Dróg do utrzymania kondycji w zimie jest naprawdę wiele. Pierwszą i kluczową kwestią jest to, by nie dać się ponieść błogiemu lenistwu i nie spędzić kilku miesięcy z chipsami i czekoladą, wygodnie siedzą w fotelu.
Mało kto jest w stanie utrzymać aktywność treningową na takim samym poziomie, zimę warto więc potraktować jako okres na chwilę wytchnienia. Jednak nie powinniśmy całkowicie odpuszczać.

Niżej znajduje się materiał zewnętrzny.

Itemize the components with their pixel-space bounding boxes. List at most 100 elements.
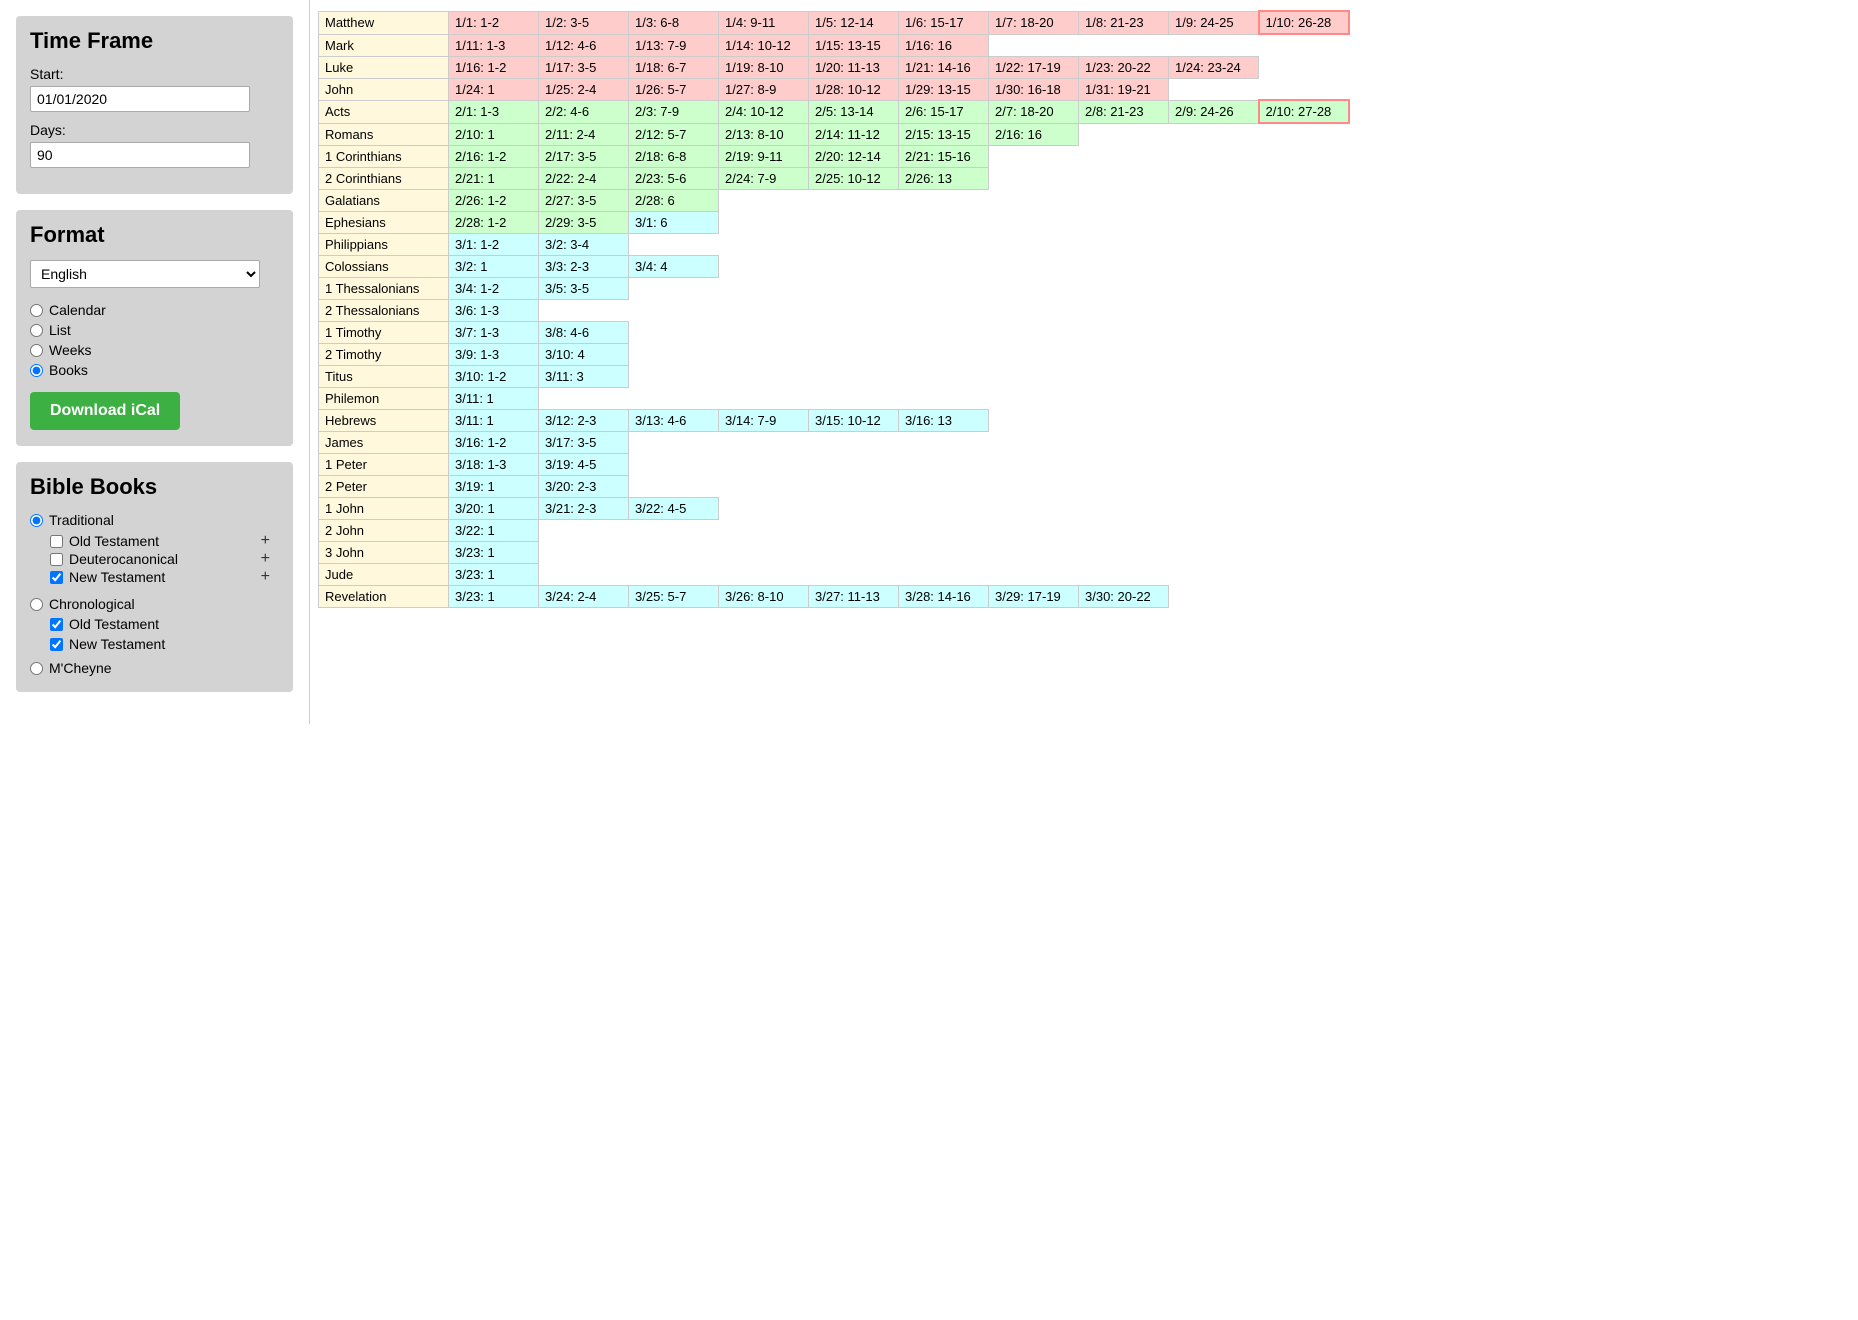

- Przeprowadź przynajmniej 3 treningi w tygodniu
Ich długość nie powinna być krótsza niż 20 min. Optymalną wartością będzie 30 – 40 minut biegu - Nie zapominaj o długich wybieganiach
Podczas przygotowywania formy na starty, niezbędne są długie rozbiegania. Tak jest też teraz. Postaraj się, by w planie raz na dwa tygodnie pojawił się godzinny bieg. Jeśli temperatura nie jest sprzyjająca – wybierz południe podczas weekendu. - Wykorzystaj swój wolny czas
Weekendy oraz dni, w które możemy pozwolić sobie na ustawienie treningu np. w południe, gdy jest najcieplej – warto wykorzystywać. Zimą nie zdarzają się nader często! - Biegaj na bieżni
Trening zrobiony na siłowni jest zupełnie inny, ale pozwoli zachować organizm w zbliżonej dyspozycji, a przede wszystkim – będziesz w ruchu. - Postaw na inne aktywności
Gdy biegać się nie da, wybierz się na basen, zagraj w squasha, wybierz aktywności, które będą podtrzymywały wytrzymałość.
Czy można w pełni utrzymać kondycję zimą?
Z doświadczenia powiemy, że nie. A przynajmniej nie w przypadku amatorów. Oczywiście osoby, którym warunki atmosferyczne nie przeszkadzają, pewnie nie będą miały z tym większych problemów, ale przeciętny biegacz – amator nie przyjaźni się z zaspami na trasie 😉
Kluczem do zimowego sukcesu jest zminimalizowanie strat, tak by później, z naładowanymi akumulatorami wrócić do swoich planów treningowych i kontynuować bieganie.
A Wy jak radzicie sobie z zimową porą?